Il team OCTO Pramac racing ha chiuso definitivamente la stagione 2015 con i tre giorni di test sul circuito di Jerez, dove Scott Redding e Danilo Petrucci hanno testato la Desmosedici GP15 del prossimo anno, le nuove gomme Michelin che sostituiranno le gomme Bridgestone e la centralina unica con tempi di tutto rispetto.

Nella terza ed ultima giornata il pilota britannico ha compiuto 50 giri, il più veloce dei quali in 1’38″90, ad appena due decimi dal miglior tempo segnato da Jorge Lorenzo nell’ultimo Gran Premio di Jerez. “Abbiamo fatto molto bene nei due giorni in cui siamo riusciti ad abbassare il tempo di oltre un secondo – ha detto Scott Redding -. Il feeling cresce run dopo run e anche con le gomme le cose stanno andando bene. Sento di avere molta confidenza con la moto. Abbiamo lavorato sulla distribuzione del peso trovando un bel ritmo. Sono molto soddisfatto di questi test e non vedo l’ora di andare in Malesia”.
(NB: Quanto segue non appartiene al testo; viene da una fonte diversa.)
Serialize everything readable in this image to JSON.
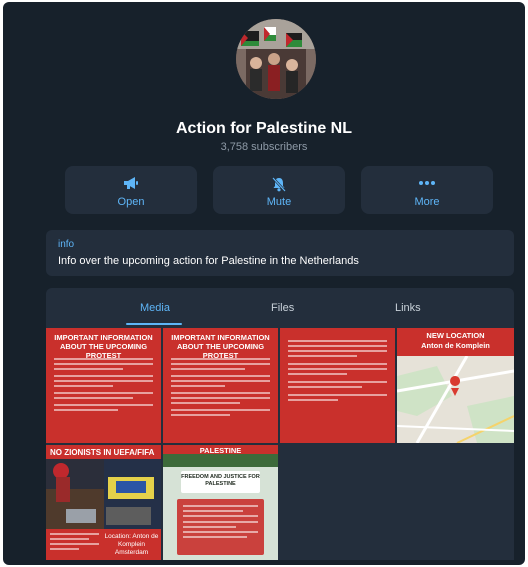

Danilo Petrucci ha portato a termine ben 64 giri e con le gomme usate ha stabilito il suo miglior giro in 1’39″20: “Due giorni di test molto positivi. Mi sono trovato bene sia con le gomme che con il nuovo software. Forse mi è mancato qualcosa sul giro veloce ma il passo gara è molto buono – ha ammesso Petrux -. Le condizioni erano favorevoli rispetto alla gara ma sono andato molto forte e questo mi fa piacere. Ringrazio la squadra che ha fatto un grande lavoro in questi due giorni e in tutta la stagione. Il feeling con la moto è cresciuto molto – ha chiosato il pilota umbro -. Vado in vacanza contento”.
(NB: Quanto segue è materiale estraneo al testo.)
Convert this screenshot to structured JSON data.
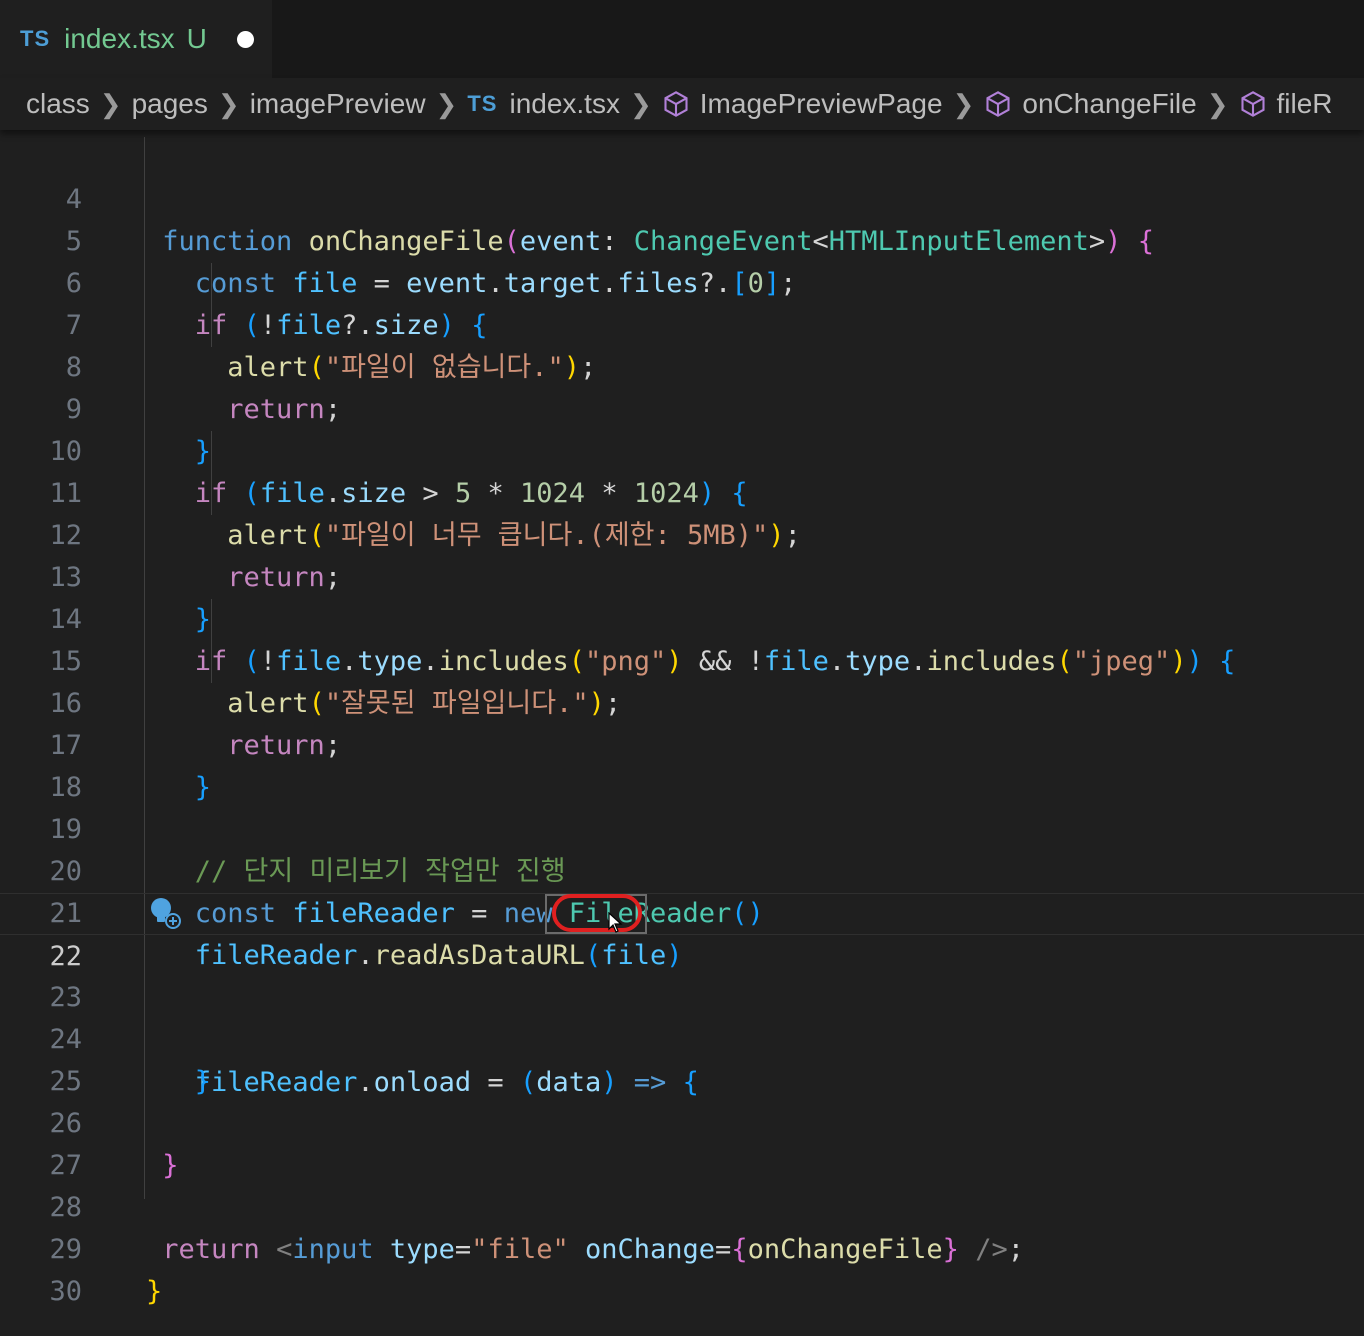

Soddisfatto anche Giacomo Guidotti, Crew chief OCTO Pramac Racing: “Il test di Jerez è stato molto più produttivo rispetto a quello di Valencia dove abbiamo messo le basi introducendo la nuova elettronica ed iniziando a scoprire le gomme. Sono stati giorni molto intensi in termini di set up e siamo molto soddisfatti anche perchè Scott è stato anche veloce questa mattina con il set di gomme nuove – ha dichiarato Guidotti -. Andiamo a casa con molti dati e informazioni su cui lavorare ma anche con tanta fiducia”.